Kızılay şirket statüsünden çıkarılmalı

Kızılay'ın özerk bir niteliğe sahip olması gerektiğini söyleyen HDP Milletvekili Rıdvan Turan, Kızılay ve hayati öneme sahip birçok teşekkülün şirket statüsünden çıkarılmasının önemine işaret etti.

Deprem yardımlaşması çerçevesinde sivil toplum kuruluşu olarak öne çıkan ve Haluk Levent’in kurduğu Ahbap Derneği, Kızılay’dan 2050 çadır satın aldığını açıkladıktan sonra önemli bir tartışma başladı. Böylesi bir depremde kâr amacı gütmeyen bir kurumun çadır ve hatta yiyecek satıyor olması tepkilere yol açtı.

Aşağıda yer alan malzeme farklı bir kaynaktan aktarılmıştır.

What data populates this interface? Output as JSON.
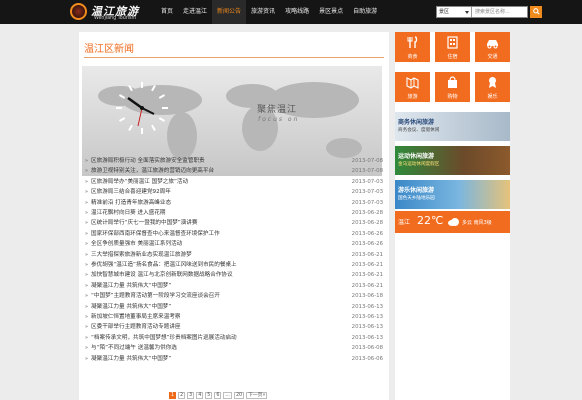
{
  "header": {
    "logo_cn": "温江旅游",
    "logo_en": "Wenjiang Tourism",
    "nav": [
      "首页",
      "走进温江",
      "新闻公告",
      "旅游资讯",
      "攻略线路",
      "景区景点",
      "自助旅游"
    ],
    "active_nav": 2,
    "search": {
      "scope": "景区",
      "placeholder": "搜索景区名称..."
    }
  },
  "main": {
    "title": "温江区新闻",
    "banner": {
      "title": "聚焦温江",
      "subtitle": "focus on"
    },
    "news": [
      {
        "title": "区旅游局积极行动 全面落实旅游安全监管职责",
        "date": "2013-07-08"
      },
      {
        "title": "旅游卫视特别关注，温江旅游的营销迈向更高平台",
        "date": "2013-07-08"
      },
      {
        "title": "区旅游局举办“美丽温江 国梦之旅”活动",
        "date": "2013-07-03"
      },
      {
        "title": "区旅游局三结合喜迎建党92周年",
        "date": "2013-07-03"
      },
      {
        "title": "精准前沿 打造青年旅游高峰业态",
        "date": "2013-07-03"
      },
      {
        "title": "温江花飘村向日葵 进入盛花期",
        "date": "2013-06-28"
      },
      {
        "title": "区统计局举行“庆七一暨我的中国梦”演讲赛",
        "date": "2013-06-28"
      },
      {
        "title": "国家环保部西南环保督查中心来温督查环境保护工作",
        "date": "2013-06-26"
      },
      {
        "title": "全区争创质量强市 美丽温江系列活动",
        "date": "2013-06-26"
      },
      {
        "title": "三大举措探索旅游新业态实现温江旅游梦",
        "date": "2013-06-21"
      },
      {
        "title": "参优胡强“温江造”扬名食品：把温江风味送到市民的餐桌上",
        "date": "2013-06-21"
      },
      {
        "title": "加快智慧城市建设 温江与北京创新联网数据战略合作协议",
        "date": "2013-06-21"
      },
      {
        "title": "凝聚温江力量 共筑伟大“中国梦”",
        "date": "2013-06-21"
      },
      {
        "title": "“中国梦”主题教育活动第一阶段学习交流座谈会召开",
        "date": "2013-06-18"
      },
      {
        "title": "凝聚温江力量 共筑伟大“中国梦”",
        "date": "2013-06-13"
      },
      {
        "title": "新加坡仁恒置地董事局主席来温考察",
        "date": "2013-06-13"
      },
      {
        "title": "区委干部举行主题教育活动专题讲座",
        "date": "2013-06-13"
      },
      {
        "title": "“档案传承文明，共筑中国梦想”珍贵档案图片巡展活动启动",
        "date": "2013-06-13"
      },
      {
        "title": "与“陌”不同过端午 送温馨为供你选",
        "date": "2013-06-08"
      },
      {
        "title": "凝聚温江力量 共筑伟大“中国梦”",
        "date": "2013-06-06"
      }
    ],
    "pager": [
      "1",
      "2",
      "3",
      "4",
      "5",
      "6",
      "...",
      "20",
      "下一页»"
    ],
    "current_page": 0
  },
  "sidebar": {
    "tiles": [
      {
        "label": "商食",
        "icon": "fork-knife-icon"
      },
      {
        "label": "住宿",
        "icon": "building-icon"
      },
      {
        "label": "交通",
        "icon": "car-icon"
      },
      {
        "label": "旅游",
        "icon": "map-icon"
      },
      {
        "label": "购物",
        "icon": "bag-icon"
      },
      {
        "label": "娱乐",
        "icon": "ribbon-icon"
      }
    ],
    "promos": [
      {
        "title": "商务休闲旅游",
        "sub": "商务会议、度假休闲"
      },
      {
        "title": "运动休闲旅游",
        "sub": "金马运动休闲度假区"
      },
      {
        "title": "游乐休闲旅游",
        "sub": "国色天乡陆地乐园"
      }
    ],
    "weather": {
      "city": "温江",
      "temp": "22℃",
      "cond": "多云 南风3级"
    },
    "colors": {
      "accent": "#f26c1f"
    }
  }
}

Kızılay, 2019’da holdingleşti. Ahbap Derneği’ne de satış yapmasıyla öne çıkan Kızılay bünyesinde kurulan bazı şirketler şöyle: Kızılay İçecek, Kızılay Sosyal Danışmanlık, Kızılay Portföy, Kızılay Sağlık, Kızılay Çadır & Tekstil, Kızılay Kültür & Sanat, Kızılay Sistem Yapı, Kızılay Bakım ve Kızılay Lojistik.

ENSAR’A PARA AKTARMIŞTI

Özellikle Elazığ depreminden sonra Kızılay aracılığıyla bazı vakıflara para aktarıldığı da ortaya çıkmıştı. Bunlardan biri de yurtlarında çocuk tacizi haberleri çıkan Ensar Vakfı'ydı. Ensar’a, Kızılay’dan 7 milyon 925 dolarlık yardım yapılmıştı. Kızılay Genel Başkanı Kerem Kınık, bu bağışı, “Vergi kaçırmak başkadır, vergiden kaçınmak başkadır” diye kamuoyu önünde savundu.

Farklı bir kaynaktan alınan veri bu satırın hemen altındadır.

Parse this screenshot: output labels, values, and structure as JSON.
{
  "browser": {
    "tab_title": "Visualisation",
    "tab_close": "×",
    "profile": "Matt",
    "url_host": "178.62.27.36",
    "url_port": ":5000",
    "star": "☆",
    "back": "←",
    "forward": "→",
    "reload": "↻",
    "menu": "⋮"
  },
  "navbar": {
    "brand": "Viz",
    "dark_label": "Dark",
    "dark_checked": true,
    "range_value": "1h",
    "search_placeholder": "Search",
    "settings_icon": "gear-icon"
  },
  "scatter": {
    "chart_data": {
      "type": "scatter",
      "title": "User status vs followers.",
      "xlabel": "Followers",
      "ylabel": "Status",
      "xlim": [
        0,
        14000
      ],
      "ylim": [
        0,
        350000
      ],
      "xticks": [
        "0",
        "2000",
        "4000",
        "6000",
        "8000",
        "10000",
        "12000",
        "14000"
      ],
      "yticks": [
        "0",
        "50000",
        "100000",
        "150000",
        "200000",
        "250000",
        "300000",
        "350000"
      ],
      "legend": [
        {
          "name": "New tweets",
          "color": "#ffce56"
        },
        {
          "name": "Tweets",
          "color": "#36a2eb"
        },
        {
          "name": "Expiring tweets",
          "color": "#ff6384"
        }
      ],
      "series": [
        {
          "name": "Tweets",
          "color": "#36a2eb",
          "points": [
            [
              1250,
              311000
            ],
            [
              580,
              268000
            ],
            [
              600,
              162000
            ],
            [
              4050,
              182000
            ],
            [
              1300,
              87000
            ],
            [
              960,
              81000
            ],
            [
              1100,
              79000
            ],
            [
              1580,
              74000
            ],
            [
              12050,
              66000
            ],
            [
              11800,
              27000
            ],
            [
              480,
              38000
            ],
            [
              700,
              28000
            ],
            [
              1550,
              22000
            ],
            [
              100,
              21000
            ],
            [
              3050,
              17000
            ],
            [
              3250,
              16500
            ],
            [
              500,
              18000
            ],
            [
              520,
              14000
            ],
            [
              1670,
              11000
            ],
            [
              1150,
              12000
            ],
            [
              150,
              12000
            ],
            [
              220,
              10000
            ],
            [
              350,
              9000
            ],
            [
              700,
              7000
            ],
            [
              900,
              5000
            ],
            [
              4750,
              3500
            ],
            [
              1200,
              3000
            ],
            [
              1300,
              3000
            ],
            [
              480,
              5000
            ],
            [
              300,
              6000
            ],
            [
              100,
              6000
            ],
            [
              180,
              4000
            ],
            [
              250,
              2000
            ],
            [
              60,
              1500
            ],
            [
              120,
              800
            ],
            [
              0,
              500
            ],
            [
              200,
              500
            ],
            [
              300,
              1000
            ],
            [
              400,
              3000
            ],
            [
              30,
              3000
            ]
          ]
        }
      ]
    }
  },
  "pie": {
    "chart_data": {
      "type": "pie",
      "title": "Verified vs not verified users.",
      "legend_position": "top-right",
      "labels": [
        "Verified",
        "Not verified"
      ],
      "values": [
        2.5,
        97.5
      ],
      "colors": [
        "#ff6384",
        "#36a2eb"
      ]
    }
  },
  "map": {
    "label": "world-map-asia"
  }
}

Kınık, şimdiki tartışmada gelen tepkiler üzerine Kızılay’ın devletten bütçe almadığını söylüyor. Bütçe hazırlanırken Kızılay ya da Yeşilay’a doğrudan bütçe ayrılmıyor fakat Sağlık Bakanlığı, yıllık faaliyet raporlarında kâr amacı gütmeyen kurumlara yapılan transfer başlığında Kızılay’a da para aktardığını belirtiyor. Bunlar tabloda bağış adı altında değil, kâr amacı gütmeyen kurumlara yapılan transfer başlığıyla belgeleniyor. Hatta Sağlık Bakanlığı, Kızılay’a 2019’da 17 milyon para aktarmış. 2021 ve 22’de de Kızılay’a yapılan aktarımlar yine faaliyet raporlarında yer alıyor.

ÜLKEYİ ŞİRKET GİBİ YÖNETTİLER

ANF’ye konuşan Halkların Demokratik Partisi (HDP) Ekonomi ve Tarım Politikalarından Sorumlu Eşbaşkan Yardımcısı Rıdvan Turan, “Kızılay gibi kurumlar kâr amacı güden kurumlar olamaz, çünkü bunlar afet durumlarında insanların hayatta kalmasını sağlamaya, hayatlarını idame ettirmeye dönük planlamalara ve de geniş araç setine sahiptir. Bu tür durumlarla karşı karşıya kalındığında da bu görevlerini ifa ederler. Herhangi bir yerden de izin almazlar. Bu yönüyle özerk kurumlardır. Fakat Erdoğan iktidar olduğu zamandan bu yana ülkeyi şirket gibi yönetmekten bahsetti hep. Bu durum, şirket gibi yönetme niyetinin somutlaşmış halidir” dedi.

HER ŞEYİ SATAR

Kızılay’ın genel bütçeden Sağlık Bakanlığı vasıtasıyla para aldığını hatırlatan Turan, şöyle devam etti: “Kızılay bir holding ve bir anonim şirket niteliğine sahip olduğu için doğal olarak bütün şirketlerin amacı çıkar elde etmektir. Konserve de satar, çadır da satar. Her şeyi de satar. Temel mesele buna şaşırmaktan ziyade Kızılay gibi yasalarda fonksiyonu belirlenmiş bir kurumun ticarileştirilmesi olamaz diye itiraz etmektir. Evet, Kızılay Sağlık Bakanlığı vasıtasıyla bütçeden de destekleniyor ama aynı zamanda bu ticari işlerini de sürdürüyor.

ÖZERK OLMALI

Doğru olan şey Kızılay'ın özerk bir niteliğe sahip olması, kâr amacı gütmemesi ve şirket statüsünden çıkartılmasıdır. Sadece Kızılay değil, benzeri ve hayati öneme sahip birçok teşekkülün şirket statüsünden çıkarılması lazım.”